Keywords: fatty acid-binding proteins ; mammary-derived growth inhibitor ; types ; isoforms ; subcellular distribution

Source: Springer Online Journal Archives 1860-2000

Topics: Biology , Chemistry and Pharmacology , Medicine

Notes: Summary Based on sequence relationships the cytoplasmic fatty acid-binding proteins (FABPs) of mammalian origin are divided into at least three distinct types, namely the hepatic-, intestinal- and cardiac-type. Highly conserved sequences of FABPs within the same type correlate with immunological crossreactivities. Isoforms of hepatic-type FABP are found in several mammalian species and for bovine liver FABP specific shifts in isoelectric points upon lipidation with fatty acids are observed. Isoforms of intestinal-type FABP are not known and the occurrence of cardiac-type isoforms so far is confined to bovine heart tissue. A bovine mammary-derived growth inhibitor (MDGI) is 95% homologous to the cardiac-type FABP from bovine heart. Dissociation constants of FABP/fatty acid complexes are in the range of 1 μM and 1:1 stoichiometries are usually found, but the neutral isoform of hepatic FABP from bovine liver binds 2 fatty acids. On subcellular levels hepatic- and cardiac-type FABPs are differently distributed.
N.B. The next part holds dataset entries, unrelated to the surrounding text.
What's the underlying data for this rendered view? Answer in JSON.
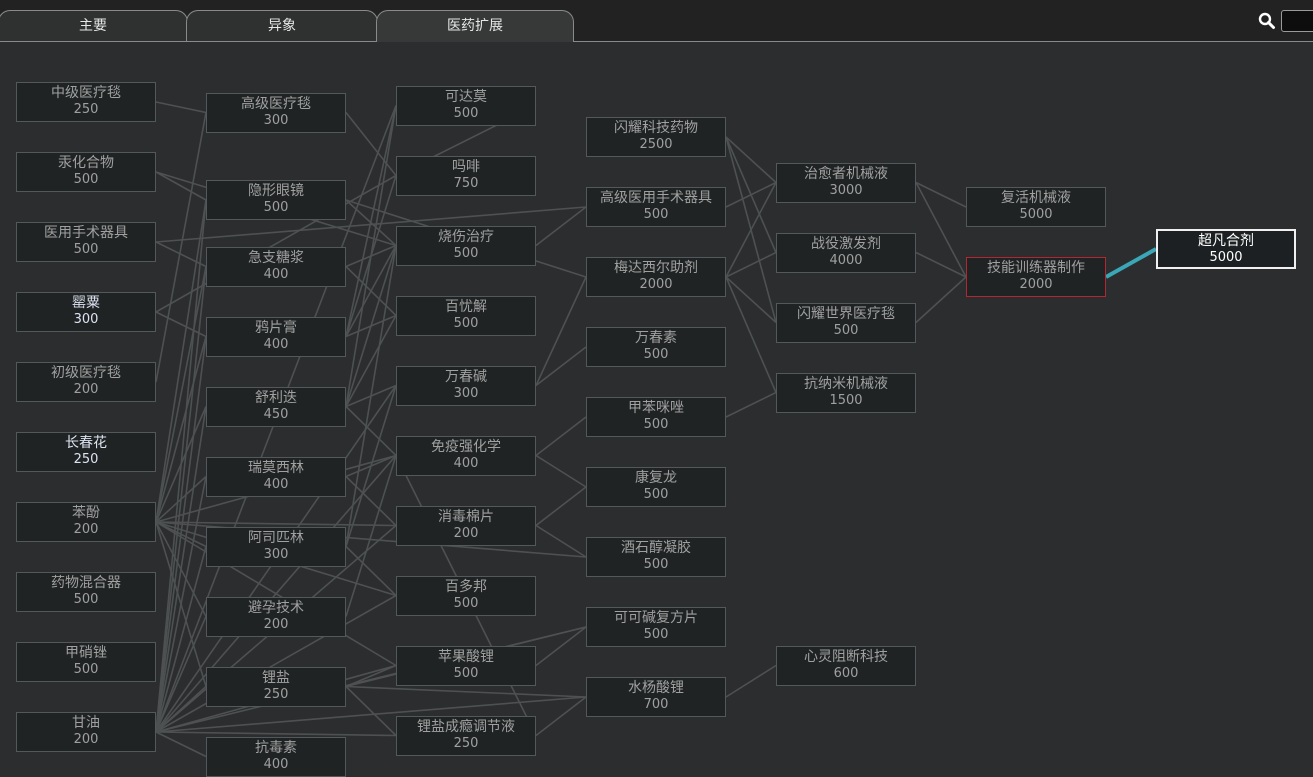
{
  "tabs": [
    {
      "label": "主要",
      "active": false
    },
    {
      "label": "异象",
      "active": false
    },
    {
      "label": "医药扩展",
      "active": true
    }
  ],
  "search": {
    "placeholder": ""
  },
  "colors": {
    "background": "#2b2d2e",
    "node_bg": "#1f2324",
    "node_border": "#53585b",
    "edge": "#4e5152",
    "selected_border": "#b42631",
    "highlight_link": "#3aa6b6",
    "researched_text": "#dde3f2"
  },
  "research": [
    {
      "id": "mid_blanket",
      "name": "中级医疗毯",
      "cost": "250",
      "col": 0,
      "row": 0
    },
    {
      "id": "mercury",
      "name": "汞化合物",
      "cost": "500",
      "col": 0,
      "row": 1
    },
    {
      "id": "surgical",
      "name": "医用手术器具",
      "cost": "500",
      "col": 0,
      "row": 2
    },
    {
      "id": "poppy",
      "name": "罂粟",
      "cost": "300",
      "col": 0,
      "row": 3,
      "state": "researched"
    },
    {
      "id": "basic_blanket",
      "name": "初级医疗毯",
      "cost": "200",
      "col": 0,
      "row": 4
    },
    {
      "id": "periwinkle",
      "name": "长春花",
      "cost": "250",
      "col": 0,
      "row": 5,
      "state": "researched"
    },
    {
      "id": "phenol",
      "name": "苯酚",
      "cost": "200",
      "col": 0,
      "row": 6
    },
    {
      "id": "mixer",
      "name": "药物混合器",
      "cost": "500",
      "col": 0,
      "row": 7
    },
    {
      "id": "nitrate",
      "name": "甲硝锉",
      "cost": "500",
      "col": 0,
      "row": 8
    },
    {
      "id": "glycerin",
      "name": "甘油",
      "cost": "200",
      "col": 0,
      "row": 9
    },
    {
      "id": "adv_blanket",
      "name": "高级医疗毯",
      "cost": "300",
      "col": 1,
      "row": 0.15
    },
    {
      "id": "lens",
      "name": "隐形眼镜",
      "cost": "500",
      "col": 1,
      "row": 1.4
    },
    {
      "id": "syrup",
      "name": "急支糖浆",
      "cost": "400",
      "col": 1,
      "row": 2.35
    },
    {
      "id": "opium",
      "name": "鸦片膏",
      "cost": "400",
      "col": 1,
      "row": 3.35
    },
    {
      "id": "sertraline",
      "name": "舒利迭",
      "cost": "450",
      "col": 1,
      "row": 4.35
    },
    {
      "id": "remdesivir",
      "name": "瑞莫西林",
      "cost": "400",
      "col": 1,
      "row": 5.35
    },
    {
      "id": "aspirin",
      "name": "阿司匹林",
      "cost": "300",
      "col": 1,
      "row": 6.35
    },
    {
      "id": "contra",
      "name": "避孕技术",
      "cost": "200",
      "col": 1,
      "row": 7.35
    },
    {
      "id": "lithium",
      "name": "锂盐",
      "cost": "250",
      "col": 1,
      "row": 8.35
    },
    {
      "id": "antitoxin",
      "name": "抗毒素",
      "cost": "400",
      "col": 1,
      "row": 9.35
    },
    {
      "id": "codeine",
      "name": "可达莫",
      "cost": "500",
      "col": 2,
      "row": 0.05
    },
    {
      "id": "morphine",
      "name": "吗啡",
      "cost": "750",
      "col": 2,
      "row": 1.05
    },
    {
      "id": "burn",
      "name": "烧伤治疗",
      "cost": "500",
      "col": 2,
      "row": 2.05
    },
    {
      "id": "prozac",
      "name": "百忧解",
      "cost": "500",
      "col": 2,
      "row": 3.05
    },
    {
      "id": "vinca",
      "name": "万春碱",
      "cost": "300",
      "col": 2,
      "row": 4.05
    },
    {
      "id": "immune",
      "name": "免疫强化学",
      "cost": "400",
      "col": 2,
      "row": 5.05
    },
    {
      "id": "disinfect",
      "name": "消毒棉片",
      "cost": "200",
      "col": 2,
      "row": 6.05
    },
    {
      "id": "bactroban",
      "name": "百多邦",
      "cost": "500",
      "col": 2,
      "row": 7.05
    },
    {
      "id": "malate",
      "name": "苹果酸锂",
      "cost": "500",
      "col": 2,
      "row": 8.05
    },
    {
      "id": "lithium_reg",
      "name": "锂盐成瘾调节液",
      "cost": "250",
      "col": 2,
      "row": 9.05
    },
    {
      "id": "glitter_med",
      "name": "闪耀科技药物",
      "cost": "2500",
      "col": 3,
      "row": 0.5
    },
    {
      "id": "adv_surgical",
      "name": "高级医用手术器具",
      "cost": "500",
      "col": 3,
      "row": 1.5
    },
    {
      "id": "medasol",
      "name": "梅达西尔助剂",
      "cost": "2000",
      "col": 3,
      "row": 2.5
    },
    {
      "id": "vincamine",
      "name": "万春素",
      "cost": "500",
      "col": 3,
      "row": 3.5
    },
    {
      "id": "mebendazole",
      "name": "甲苯咪唑",
      "cost": "500",
      "col": 3,
      "row": 4.5
    },
    {
      "id": "recovery",
      "name": "康复龙",
      "cost": "500",
      "col": 3,
      "row": 5.5
    },
    {
      "id": "gel",
      "name": "酒石醇凝胶",
      "cost": "500",
      "col": 3,
      "row": 6.5
    },
    {
      "id": "cocoa",
      "name": "可可碱复方片",
      "cost": "500",
      "col": 3,
      "row": 7.5
    },
    {
      "id": "salicylate",
      "name": "水杨酸锂",
      "cost": "700",
      "col": 3,
      "row": 8.5
    },
    {
      "id": "healer",
      "name": "治愈者机械液",
      "cost": "3000",
      "col": 4,
      "row": 1.15
    },
    {
      "id": "war_stim",
      "name": "战役激发剂",
      "cost": "4000",
      "col": 4,
      "row": 2.15
    },
    {
      "id": "glitter_blanket",
      "name": "闪耀世界医疗毯",
      "cost": "500",
      "col": 4,
      "row": 3.15
    },
    {
      "id": "nanite",
      "name": "抗纳米机械液",
      "cost": "1500",
      "col": 4,
      "row": 4.15
    },
    {
      "id": "psychic",
      "name": "心灵阻断科技",
      "cost": "600",
      "col": 4,
      "row": 8.05
    },
    {
      "id": "resurrect",
      "name": "复活机械液",
      "cost": "5000",
      "col": 5,
      "row": 1.5
    },
    {
      "id": "trainer",
      "name": "技能训练器制作",
      "cost": "2000",
      "col": 5,
      "row": 2.5,
      "state": "selected"
    },
    {
      "id": "super",
      "name": "超凡合剂",
      "cost": "5000",
      "col": 6,
      "row": 2.1,
      "state": "highlight"
    }
  ],
  "links": [
    [
      "mid_blanket",
      "adv_blanket"
    ],
    [
      "mercury",
      "lens"
    ],
    [
      "mercury",
      "burn"
    ],
    [
      "surgical",
      "adv_surgical"
    ],
    [
      "surgical",
      "syrup"
    ],
    [
      "poppy",
      "opium"
    ],
    [
      "poppy",
      "morphine"
    ],
    [
      "basic_blanket",
      "adv_blanket"
    ],
    [
      "phenol",
      "lens"
    ],
    [
      "phenol",
      "syrup"
    ],
    [
      "phenol",
      "opium"
    ],
    [
      "phenol",
      "sertraline"
    ],
    [
      "phenol",
      "remdesivir"
    ],
    [
      "phenol",
      "aspirin"
    ],
    [
      "phenol",
      "contra"
    ],
    [
      "phenol",
      "lithium"
    ],
    [
      "phenol",
      "disinfect"
    ],
    [
      "phenol",
      "gel"
    ],
    [
      "phenol",
      "immune"
    ],
    [
      "phenol",
      "bactroban"
    ],
    [
      "phenol",
      "malate"
    ],
    [
      "glycerin",
      "lens"
    ],
    [
      "glycerin",
      "syrup"
    ],
    [
      "glycerin",
      "opium"
    ],
    [
      "glycerin",
      "sertraline"
    ],
    [
      "glycerin",
      "remdesivir"
    ],
    [
      "glycerin",
      "aspirin"
    ],
    [
      "glycerin",
      "contra"
    ],
    [
      "glycerin",
      "lithium"
    ],
    [
      "glycerin",
      "antitoxin"
    ],
    [
      "glycerin",
      "disinfect"
    ],
    [
      "glycerin",
      "bactroban"
    ],
    [
      "glycerin",
      "malate"
    ],
    [
      "glycerin",
      "lithium_reg"
    ],
    [
      "glycerin",
      "salicylate"
    ],
    [
      "glycerin",
      "immune"
    ],
    [
      "glycerin",
      "vinca"
    ],
    [
      "glycerin",
      "codeine"
    ],
    [
      "glycerin",
      "cocoa"
    ],
    [
      "opium",
      "codeine"
    ],
    [
      "opium",
      "morphine"
    ],
    [
      "opium",
      "prozac"
    ],
    [
      "opium",
      "burn"
    ],
    [
      "sertraline",
      "prozac"
    ],
    [
      "sertraline",
      "vinca"
    ],
    [
      "sertraline",
      "immune"
    ],
    [
      "sertraline",
      "codeine"
    ],
    [
      "sertraline",
      "burn"
    ],
    [
      "remdesivir",
      "immune"
    ],
    [
      "remdesivir",
      "disinfect"
    ],
    [
      "aspirin",
      "vinca"
    ],
    [
      "aspirin",
      "burn"
    ],
    [
      "aspirin",
      "bactroban"
    ],
    [
      "lithium",
      "malate"
    ],
    [
      "lithium",
      "lithium_reg"
    ],
    [
      "lithium",
      "salicylate"
    ],
    [
      "lithium",
      "cocoa"
    ],
    [
      "contra",
      "immune"
    ],
    [
      "adv_blanket",
      "morphine"
    ],
    [
      "lens",
      "burn"
    ],
    [
      "lens",
      "medasol"
    ],
    [
      "syrup",
      "burn"
    ],
    [
      "syrup",
      "prozac"
    ],
    [
      "burn",
      "adv_surgical"
    ],
    [
      "vinca",
      "medasol"
    ],
    [
      "vinca",
      "vincamine"
    ],
    [
      "immune",
      "mebendazole"
    ],
    [
      "immune",
      "recovery"
    ],
    [
      "disinfect",
      "gel"
    ],
    [
      "disinfect",
      "recovery"
    ],
    [
      "malate",
      "cocoa"
    ],
    [
      "lithium_reg",
      "salicylate"
    ],
    [
      "lithium_reg",
      "immune"
    ],
    [
      "glitter_med",
      "healer"
    ],
    [
      "glitter_med",
      "war_stim"
    ],
    [
      "glitter_med",
      "glitter_blanket"
    ],
    [
      "medasol",
      "healer"
    ],
    [
      "medasol",
      "war_stim"
    ],
    [
      "medasol",
      "glitter_blanket"
    ],
    [
      "medasol",
      "nanite"
    ],
    [
      "adv_surgical",
      "healer"
    ],
    [
      "mebendazole",
      "nanite"
    ],
    [
      "salicylate",
      "psychic"
    ],
    [
      "healer",
      "resurrect"
    ],
    [
      "healer",
      "trainer"
    ],
    [
      "war_stim",
      "trainer"
    ],
    [
      "glitter_blanket",
      "trainer"
    ],
    [
      "codeine",
      "morphine"
    ]
  ],
  "highlight_links": [
    [
      "trainer",
      "super"
    ]
  ]
}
Though mainly cytosolic in either case, immunoelectron microscopy as well as a gelchromatographic immunofluorescence assay demonstrate the association of hepatic FABP in liver cells with microsomal and outer mitochondrial membranes and with nuclei, whereas in heart cells cardiac FABP is confined to mitochondria' matrix and nuclei. In mammary epithelial cells MDGI is associated with neither mitochondria nor endoplasmic reticulum, and is expressed in a strictly developmental-dependent spatial and temporal pattern. The specific role proposed for MDGI is to arrest growth of mammary epithelial cells when they become committed to differentiation in the mammary gland.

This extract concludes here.